While few Asia Pacific states have data protection regimes as rigorous as Europe's, an increasing number are bringing their own laws up to international standards and that means roughly in the same direction of travel as the GDPR. And this is particularly true of jurisdictions that aspire to be economic hubs for the region, such as Singapore and Hong Kong. China meanwhile has focused its efforts on online data collection and consumer personal data rather than employees - which isn't that surprising given it's the world's fastest growing e-commerce market outside of the EU.

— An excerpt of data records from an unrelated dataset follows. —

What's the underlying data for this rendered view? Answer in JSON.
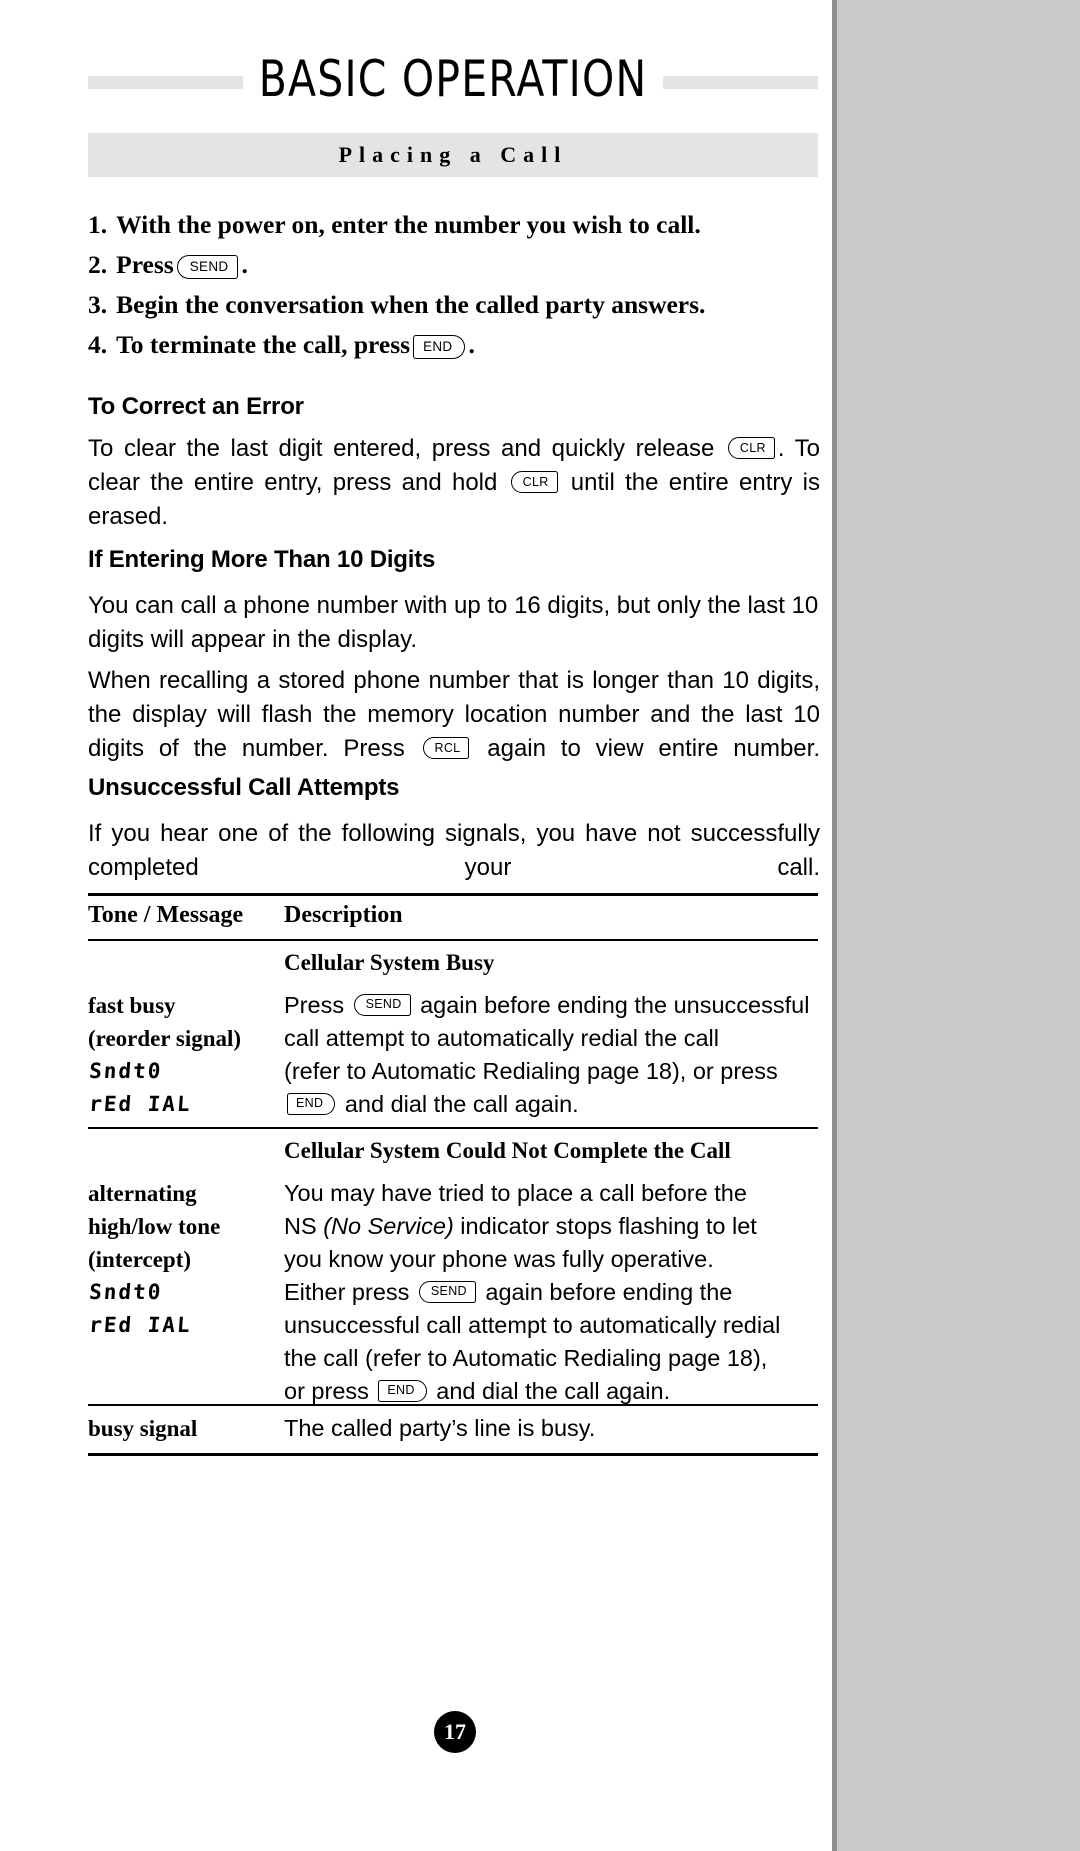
{
  "page": {
    "chapter_title": "BASIC OPERATION",
    "section_title": "Placing a Call",
    "folio": "17"
  },
  "steps": [
    {
      "num": "1.",
      "text_before": "With the power on, enter the number you wish to call.",
      "key": null,
      "text_after": ""
    },
    {
      "num": "2.",
      "text_before": "Press",
      "key": "SEND",
      "text_after": "."
    },
    {
      "num": "3.",
      "text_before": "Begin the conversation when the called party answers.",
      "key": null,
      "text_after": ""
    },
    {
      "num": "4.",
      "text_before": "To terminate the call, press",
      "key": "END",
      "text_after": "."
    }
  ],
  "sections": [
    {
      "heading": "To Correct an Error",
      "body_a": "To clear the last digit entered, press and quickly release",
      "key_a": "CLR",
      "body_b": ". To clear the entire entry, press and hold",
      "key_b": "CLR",
      "body_c": "until the entire entry is erased."
    },
    {
      "heading": "If Entering More Than 10 Digits",
      "paragraph_1": "You can call a phone number with up to 16 digits, but only the last 10 digits will appear in the display.",
      "paragraph_2_a": "When recalling a stored phone number that is longer than 10 digits, the display will flash the memory location number and the last 10 digits of the number. Press",
      "key_a": "RCL",
      "paragraph_2_b": "again to view entire number."
    },
    {
      "heading": "Unsuccessful Call Attempts",
      "paragraph_1": "If you hear one of the following signals, you have not successfully completed your call."
    }
  ],
  "table": {
    "headers": [
      "Tone / Message",
      "Description"
    ],
    "rows": [
      {
        "type": "banner",
        "banner": "Cellular System Busy"
      },
      {
        "type": "entry",
        "tone_lines": [
          "fast busy",
          "(reorder signal)"
        ],
        "lcd_lines": [
          "Sndt0",
          "rEd IAL"
        ],
        "desc_lines": [
          {
            "text_before": "Press",
            "key": "SEND",
            "text_after": "again before ending the unsuccessful"
          },
          {
            "text_before": "call attempt to automatically redial the call",
            "key": null,
            "text_after": ""
          },
          {
            "text_before": "(refer to Automatic Redialing page 18), or press",
            "key": null,
            "text_after": ""
          },
          {
            "text_before": "",
            "key": "END",
            "text_after": "and dial the call again."
          }
        ]
      },
      {
        "type": "banner",
        "banner": "Cellular System Could Not Complete the Call"
      },
      {
        "type": "entry",
        "tone_lines": [
          "alternating",
          "high/low tone",
          "(intercept)"
        ],
        "lcd_lines": [
          "Sndt0",
          "rEd IAL"
        ],
        "desc_lines": [
          {
            "text_before": "You may have tried to place a call before the",
            "key": null,
            "text_after": ""
          },
          {
            "text_before": "NS ",
            "italic": "(No Service)",
            "key": null,
            "text_after": " indicator stops flashing to let"
          },
          {
            "text_before": "you know your phone was fully operative.",
            "key": null,
            "text_after": ""
          },
          {
            "text_before": "Either press",
            "key": "SEND",
            "text_after": "again before ending the"
          },
          {
            "text_before": "unsuccessful call attempt to automatically redial",
            "key": null,
            "text_after": ""
          },
          {
            "text_before": "the call (refer to Automatic Redialing page 18),",
            "key": null,
            "text_after": ""
          },
          {
            "text_before": "or press",
            "key": "END",
            "text_after": "and dial the call again."
          }
        ]
      },
      {
        "type": "entry",
        "tone_lines": [
          "busy signal"
        ],
        "lcd_lines": [],
        "desc_lines": [
          {
            "text_before": "The called party’s line is busy.",
            "key": null,
            "text_after": ""
          }
        ]
      }
    ]
  }
}
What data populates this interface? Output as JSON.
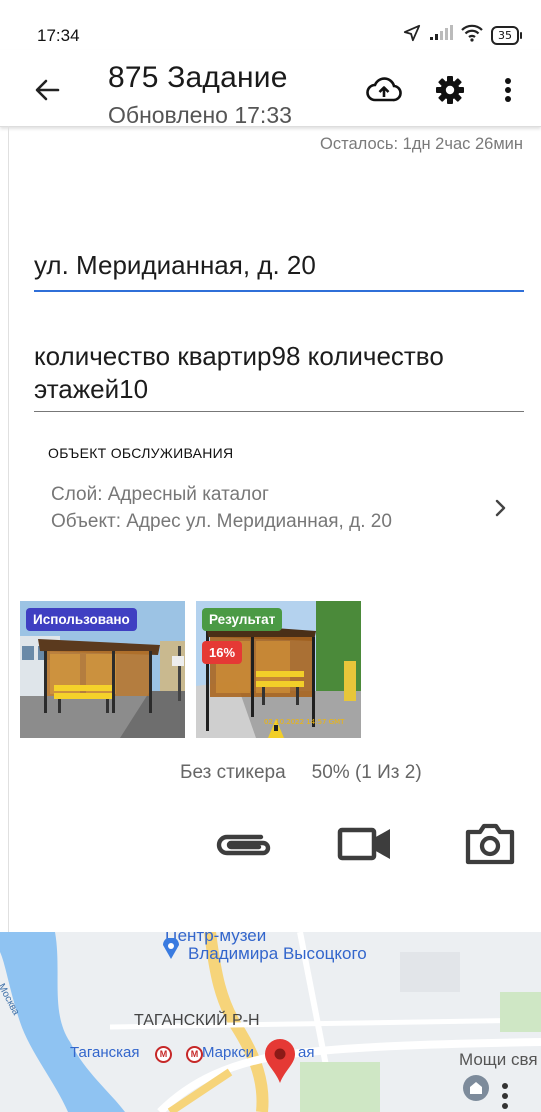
{
  "status_bar": {
    "time": "17:34",
    "battery": "35",
    "icons": [
      "location-arrow-icon",
      "signal-icon",
      "wifi-icon",
      "battery-icon"
    ]
  },
  "app_bar": {
    "title": "875 Задание",
    "subtitle": "Обновлено 17:33",
    "icons": [
      "back-arrow-icon",
      "cloud-upload-icon",
      "gear-icon",
      "more-vert-icon"
    ]
  },
  "remaining": "Осталось: 1дн 2час 26мин",
  "fields": {
    "address": "ул. Меридианная, д. 20",
    "description": "количество квартир98 количество этажей10"
  },
  "service_object": {
    "label": "ОБЪЕКТ ОБСЛУЖИВАНИЯ",
    "layer": "Слой: Адресный каталог",
    "object": "Объект: Адрес  ул. Меридианная, д. 20"
  },
  "photos": [
    {
      "badge": "Использовано"
    },
    {
      "badge": "Результат",
      "percent": "16%",
      "stamp": "02.10.2022 14:57 GMT"
    }
  ],
  "sticker": {
    "status": "Без стикера",
    "progress": "50% (1 Из 2)"
  },
  "actions": [
    "paperclip-icon",
    "video-camera-icon",
    "photo-camera-icon"
  ],
  "map": {
    "labels": {
      "museum_line1": "Центр-музей",
      "museum_line2": "Владимира Высоцкого",
      "district": "ТАГАНСКИЙ Р-Н",
      "metro1": "Таганская",
      "metro2": "Маркси",
      "metro2_tail": "ая",
      "relics": "Мощи свя",
      "river": "р. Москва"
    },
    "colors": {
      "land": "#eceff2",
      "river": "#8fc3f2",
      "road_major": "#f6d47a",
      "park": "#cfe7c5",
      "pin": "#e53935",
      "label_blue": "#3366cc"
    }
  }
}
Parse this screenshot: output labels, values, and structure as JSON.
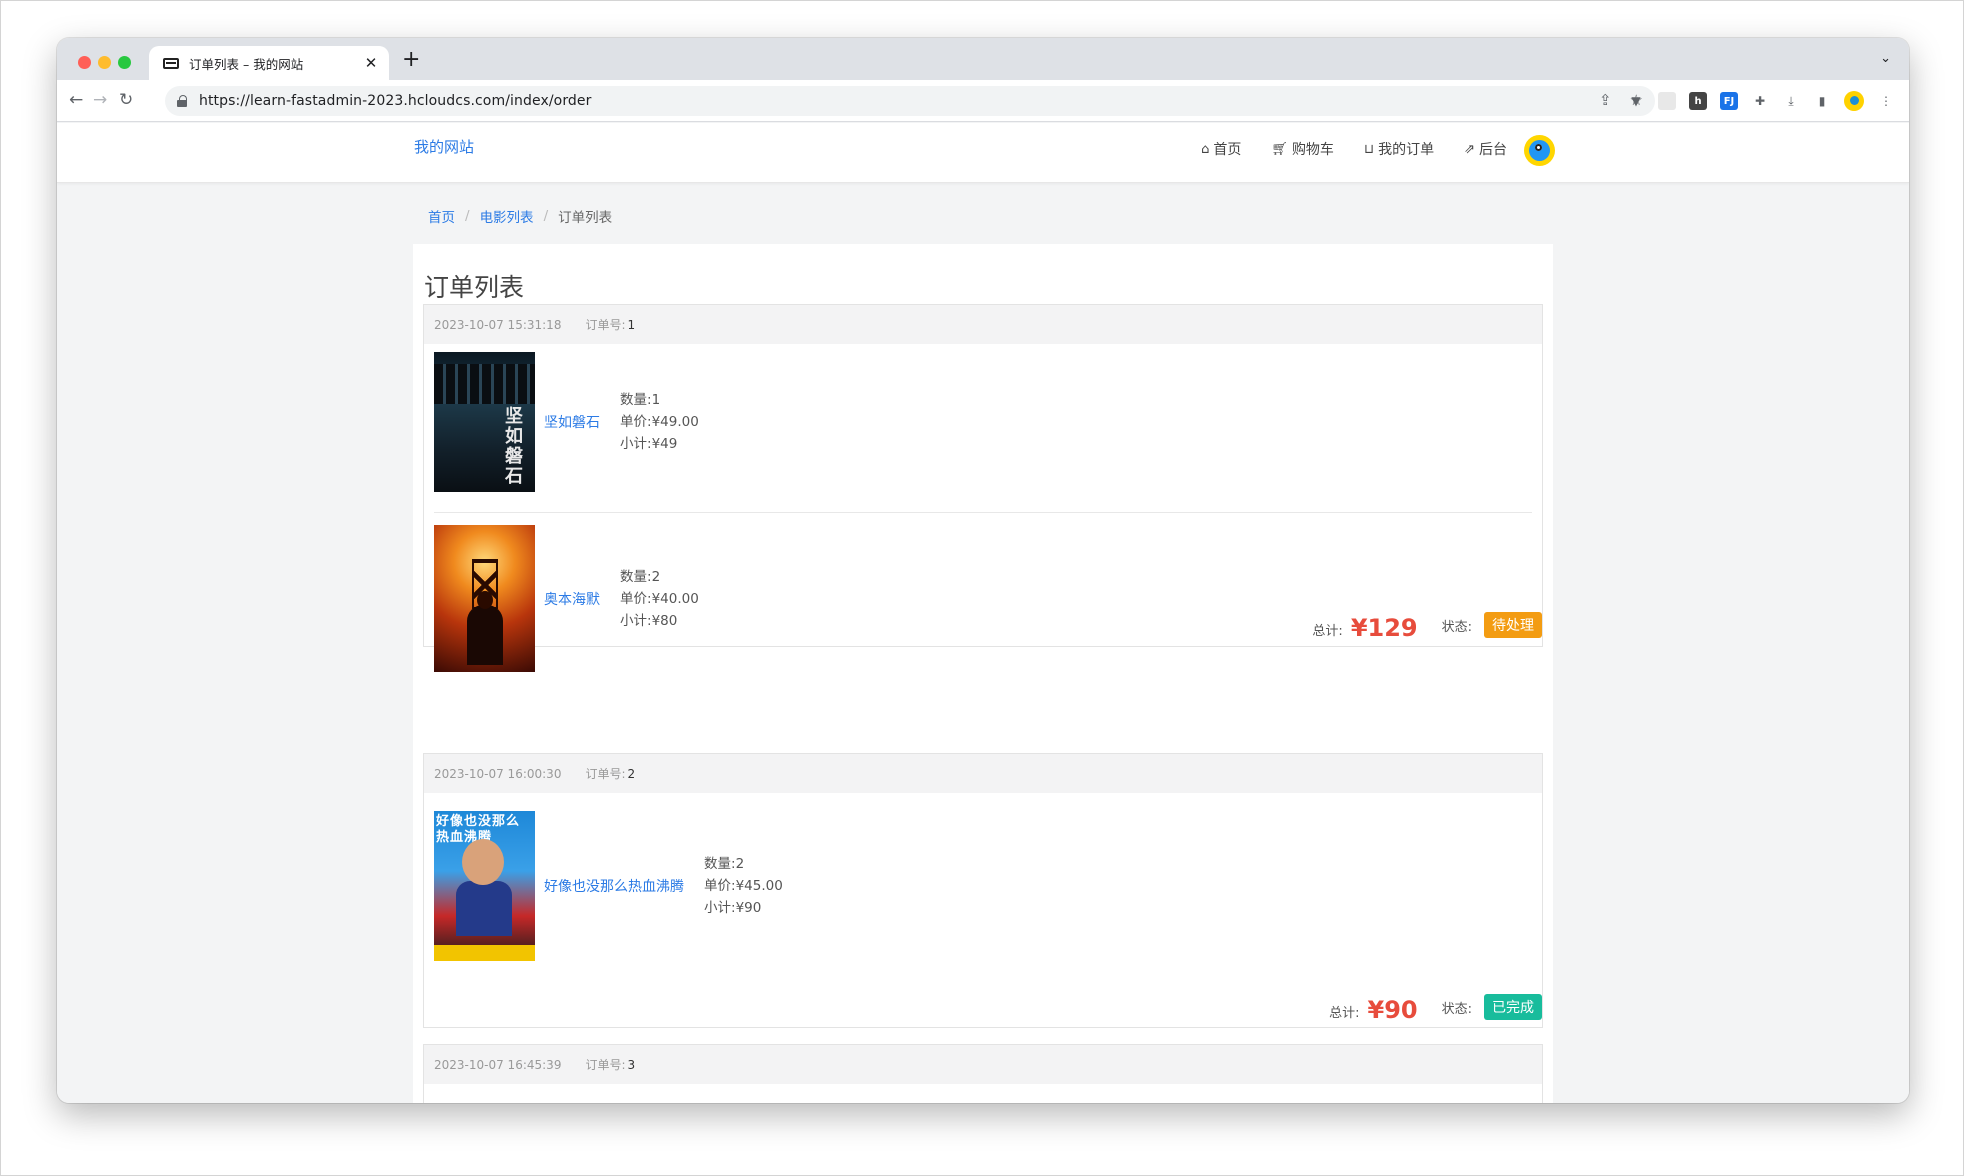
{
  "browser": {
    "tab_title": "订单列表 – 我的网站",
    "tab_close": "✕",
    "new_tab": "+",
    "url": "https://learn-fastadmin-2023.hcloudcs.com/index/order"
  },
  "site": {
    "brand": "我的网站",
    "nav": [
      {
        "icon": "home-icon",
        "label": "首页"
      },
      {
        "icon": "cart-icon",
        "label": "购物车"
      },
      {
        "icon": "basket-icon",
        "label": "我的订单"
      },
      {
        "icon": "external-link-icon",
        "label": "后台"
      }
    ]
  },
  "breadcrumb": [
    "首页",
    "电影列表",
    "订单列表"
  ],
  "page_title": "订单列表",
  "labels": {
    "order_no": "订单号:",
    "qty": "数量:",
    "price": "单价:",
    "subtotal": "小计:",
    "total": "总计:",
    "status": "状态:"
  },
  "orders": [
    {
      "time": "2023-10-07 15:31:18",
      "no": "1",
      "items": [
        {
          "title": "坚如磐石",
          "qty": "1",
          "price": "¥49.00",
          "subtotal": "¥49"
        },
        {
          "title": "奥本海默",
          "qty": "2",
          "price": "¥40.00",
          "subtotal": "¥80"
        }
      ],
      "total": "¥129",
      "status": "待处理",
      "status_color": "#f39c12"
    },
    {
      "time": "2023-10-07 16:00:30",
      "no": "2",
      "items": [
        {
          "title": "好像也没那么热血沸腾",
          "qty": "2",
          "price": "¥45.00",
          "subtotal": "¥90"
        }
      ],
      "total": "¥90",
      "status": "已完成",
      "status_color": "#18bc9c"
    },
    {
      "time": "2023-10-07 16:45:39",
      "no": "3"
    }
  ],
  "poster_text": {
    "p1": "坚如磐石",
    "p3": "好像也没那么热血沸腾"
  },
  "colors": {
    "link": "#2c7be5",
    "total": "#e74c3c"
  }
}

As multinationals get to grips with the GDPR over the next 24 months, those operating in economic regions outside of the EU are highly likely to adopt the same approach and apply common standards that will be modelled on the GDPR.
Whether the US follows suit is another matter as a question mark hangs over the legality of the Privacy Shield that was meant to be a solution to the defunct Safe Harbor Agreement. This simply serves to illustrate the point that many lawyers have known for a very long time - that the DNA of the regulatory frameworks in Europe and the US are very different and although there's been pressure on the US to move towards the EU approach, it's still going to be very hard to achieve real compatibility.
This is further complicated by the looming US Presidential Election as well as a possible Brexit of the UK from the heart of Europe.
In the former, if Donald Trump triumphs to become President of the United States then it's anyone's guess as to how fast the US will pull up its drawbridge to the rest of the world.
And in the latter, according to a recent independent review by the House of Lords, it could take as long as 9 years for the UK to untangle itself from the European Union although it may retain a vast amount of EU laws if this is in the 'public interest'.
Neither outcome is a forgone conclusion, but what is clear right now is that the US is considered by many EU Member States as an "unsafe" jurisdiction in terms of drawing up contracts to cover personal data transfer.
After the US Presidential Election on November 8 2016 it remains to be seen whether privacy laws will be revised in the direction of those on mainland Europe or whether the US is heading in the opposite direction.
However US-owned companies that target EU citizens and residents or monitor their online behaviour will be subject to the GDPR and as a result, their subsidiaries will also be subject to the new, stricter rules that will shape all future commercial agreements between Data Controllers and Data Processors.
So for many multi-national organisations there's no way of getting away from it. GDPR is a fact of life and is here to stay.
My guess is that many organisations will eventually see the GDPR as a robust approach to privacy and as a matter of good corporate responsibility that's essential for their long-term profitability and sustainability.